“To optimise your tax return, start preparing now by recording working hours and filing receipts and bills,” he said.
“Employees should know that if they incur extra expenses through working from home, which aren’t reimbursed by their employer, they should be able to claim a tax deduction for those costs.”
The survey found 42 per cent of respondents said they were aware of what they could claim on tax when working from home, 41 per cent were unsure and 17 per cent did not realise this was an option.
“The easiest option is to claim the ATO’s (Australian Taxation Office) flat rate allowance for home working of 52 cents per hour,” he said.

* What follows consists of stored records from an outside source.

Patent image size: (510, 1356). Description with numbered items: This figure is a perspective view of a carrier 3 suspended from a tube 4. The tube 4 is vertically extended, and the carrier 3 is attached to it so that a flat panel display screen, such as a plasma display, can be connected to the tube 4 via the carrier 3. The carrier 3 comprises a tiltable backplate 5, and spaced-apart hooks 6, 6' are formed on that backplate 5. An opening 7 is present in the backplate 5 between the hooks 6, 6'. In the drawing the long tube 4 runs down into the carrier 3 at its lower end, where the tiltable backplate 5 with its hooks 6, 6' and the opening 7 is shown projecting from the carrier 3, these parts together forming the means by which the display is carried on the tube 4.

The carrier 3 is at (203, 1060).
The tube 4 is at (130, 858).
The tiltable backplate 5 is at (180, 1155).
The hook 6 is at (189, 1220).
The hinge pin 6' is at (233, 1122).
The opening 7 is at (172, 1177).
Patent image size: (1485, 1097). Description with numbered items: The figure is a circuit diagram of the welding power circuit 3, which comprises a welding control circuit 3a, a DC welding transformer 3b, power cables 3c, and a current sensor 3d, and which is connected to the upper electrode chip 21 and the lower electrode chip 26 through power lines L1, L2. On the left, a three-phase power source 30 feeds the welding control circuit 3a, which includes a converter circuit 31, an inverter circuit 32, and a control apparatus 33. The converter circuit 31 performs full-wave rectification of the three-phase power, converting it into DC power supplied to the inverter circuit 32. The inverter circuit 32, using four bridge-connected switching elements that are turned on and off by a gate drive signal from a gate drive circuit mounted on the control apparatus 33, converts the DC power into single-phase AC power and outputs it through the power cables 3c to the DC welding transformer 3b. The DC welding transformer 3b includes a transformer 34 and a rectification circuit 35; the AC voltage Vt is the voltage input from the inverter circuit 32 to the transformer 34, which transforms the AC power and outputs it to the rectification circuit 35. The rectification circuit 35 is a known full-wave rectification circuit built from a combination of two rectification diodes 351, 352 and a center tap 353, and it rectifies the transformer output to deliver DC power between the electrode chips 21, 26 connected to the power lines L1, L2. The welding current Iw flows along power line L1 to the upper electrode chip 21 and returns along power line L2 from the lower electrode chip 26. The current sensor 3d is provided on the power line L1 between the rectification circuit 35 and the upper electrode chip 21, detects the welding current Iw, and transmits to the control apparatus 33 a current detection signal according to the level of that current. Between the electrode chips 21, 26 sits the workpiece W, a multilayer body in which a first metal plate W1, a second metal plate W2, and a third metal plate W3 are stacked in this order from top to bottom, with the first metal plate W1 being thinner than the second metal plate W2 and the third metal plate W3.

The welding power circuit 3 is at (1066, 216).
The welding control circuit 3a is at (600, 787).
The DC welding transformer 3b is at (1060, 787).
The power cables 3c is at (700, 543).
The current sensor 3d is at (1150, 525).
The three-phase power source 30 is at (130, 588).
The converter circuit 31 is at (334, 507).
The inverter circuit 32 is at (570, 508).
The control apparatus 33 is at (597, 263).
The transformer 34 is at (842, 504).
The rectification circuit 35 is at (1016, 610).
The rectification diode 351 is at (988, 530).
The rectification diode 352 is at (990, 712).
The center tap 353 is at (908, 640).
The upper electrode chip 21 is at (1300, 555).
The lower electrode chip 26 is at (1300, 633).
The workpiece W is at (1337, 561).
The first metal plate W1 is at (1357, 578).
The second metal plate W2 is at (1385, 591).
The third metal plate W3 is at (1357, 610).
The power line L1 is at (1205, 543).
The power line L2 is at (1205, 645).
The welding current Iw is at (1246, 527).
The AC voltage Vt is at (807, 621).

“All you need to do to claim this is to keep a diary of your home working – note the time you start work each, day, the time you finish work each day and any breaks.
“In addition, you can also make separate claims for the work-related proportion of items like your home internet, mobile phone costs and other expenses that directly relate your work, like stationery, printer ink and even additional toilet rolls.”
Alternatively the other way is to keep a record of all the expenses you have.
Tahnee Almelor, 29, is a manager of client partnerships for a media and advertising company and has transformed her home kitchen into her workspace. She said with the changes happening so suddenly she had not thought about tax deductions relating to working from home.
“I’ll probably raise that with my accountant but I am not aware as to whether I need to be prepping for tax time,” Ms Almelor said.
”With our Humaniti app, you can easily set up a category such as ‘Home office expenses’ so each time you go to Officeworks, or IGA to buy a stapler, not to buy groceries, or you pay your internet bill, you can load that all into this category then download it and hand to your accountant,” he said.